Further, from Article II, Section III:

[H]e shall take Care that the Laws be faithfully executed;

With regard to the laws passed by Congress, this is the only power the President has. He is required to insure that the laws are faithfully executed. He is certainly never charged with "keeping the people safe", else, again the President would be able to assume a huge array of powers reserved for the Legislative. Neither President Bush, nor any other President, has the power to suspend the laws of the United States without facing the repercussions of his actions.

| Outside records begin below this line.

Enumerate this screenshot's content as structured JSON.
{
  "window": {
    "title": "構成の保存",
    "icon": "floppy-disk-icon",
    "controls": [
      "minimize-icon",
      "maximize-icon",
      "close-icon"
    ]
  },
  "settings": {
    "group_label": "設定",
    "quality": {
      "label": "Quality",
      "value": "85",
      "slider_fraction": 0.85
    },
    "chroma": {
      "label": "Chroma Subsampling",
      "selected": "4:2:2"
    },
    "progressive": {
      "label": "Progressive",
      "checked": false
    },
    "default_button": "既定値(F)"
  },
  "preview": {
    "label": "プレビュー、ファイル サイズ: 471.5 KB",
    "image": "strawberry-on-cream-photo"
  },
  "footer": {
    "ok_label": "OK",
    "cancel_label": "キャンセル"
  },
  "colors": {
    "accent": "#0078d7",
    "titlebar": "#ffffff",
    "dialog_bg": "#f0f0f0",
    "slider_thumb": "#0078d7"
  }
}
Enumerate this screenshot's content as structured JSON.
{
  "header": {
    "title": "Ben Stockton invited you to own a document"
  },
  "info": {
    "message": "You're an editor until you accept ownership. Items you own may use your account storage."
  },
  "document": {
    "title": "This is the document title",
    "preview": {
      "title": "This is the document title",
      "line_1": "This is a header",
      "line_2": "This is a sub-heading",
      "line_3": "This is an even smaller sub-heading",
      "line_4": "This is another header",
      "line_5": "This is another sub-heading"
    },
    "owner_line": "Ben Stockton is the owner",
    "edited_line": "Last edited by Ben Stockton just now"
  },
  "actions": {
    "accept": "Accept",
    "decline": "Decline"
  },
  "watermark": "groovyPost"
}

One example that seems to keep popping up among Bush supporters is Lincoln's suspension of habeas corpus rights during the Civil War. But this example does not fit the Bush paradigm. First, Lincoln was suspending the right as an emergency provision, while the nation was fighting a war on its own soil, in order to preserve the Union. The Civil War was an immediate danger to the Republic and required extraordinary measures. While Bush and his supporters may claim the same danger to the Republic from the "War on Terror", such assertions ring very hollow. As long as the United States remains a nation of civil rights, the risk of terrorist attack is ever-present. It's unrealistic to imagine that all danger from terrorism can be mitigated, especially with a broadly-defined and open-ended war against such. The amorphous threat of terrorism is not sufficient grounds for President Bush to claim extra-legal powers in the manner of Lincoln. The threat of terrorism does not rise to the level of a threat to the Republic, unless, of course, the fear of such allows the executive to claim unlimited power. By doing so, Bush is actually giving Al-Qaida the victory they seek by destroying our way of life.

Back, then, to Lincoln who, by virtue of a law passed by Congress in 1864, was able to legally suspend habeas corpus rights. The Supreme Court would, in 1866, severely restrict this power, but Lincoln's actions were legalized all the same. While the President does have the responsibility to assert extraordinary powers during a national crisis, he certainly cannot grant himself immunity from the consequences of those actions. Whether or not Bush's actions have "kept Americans safe", he knowingly and repeatedly broke the law and unless Congress retroactively changes the FISA law to legalize Bush's behavior, he stands culpable for his actions. Nothing in the Constitution allows the President to escape accountability for breaking the law while in office, even in a time of crisis (Lincoln's assassination left the question moot for his Presidency). Resignation or impeachment is the sacrifice a President is expected to make in such an instance, because our nation and rule of law are more important than the fortunes of one man. Bush and his supporters clearly think that, not only should Bush be allowed to break the law as he sees fit, but he should also escape any culpability for his crimes. Again, that is the very essence of a dictatorship; it raises the acts of one man over the laws that govern the whole country.

Back to the ban on torture:

"Of course the president has the obligation to follow this law, [but] he also has the obligation to defend and protect the country as the commander in chief, and he will have to square those two responsibilities in each case," the official added. "We are not expecting that those two responsibilities will come into conflict, but it's possible that they will."

Once again, the President does not have the authority to ignore the law in the course of conducting his responsibilities as Commander in Chief. The President has no constitutionally-granted authority to act as a second Legislative branch. This is a defining wall between those two branches of government and allowing the President to breach that wall has very grave consequences. If the President is allowed to ignore the FISA Act and then ignore the torture ban, what next? How far beyond the law is it acceptable for the President to go, once domestic spying and torture are allowed?

Whenever Bush apologists are approached with questions about his fascist tendencies of late, the answer is always the same: "It can't happen here. Liberals are just over-reacting." Are we? Because if the President is asserting the power to ignore the law in order to combat terrorism, then it already has happened here.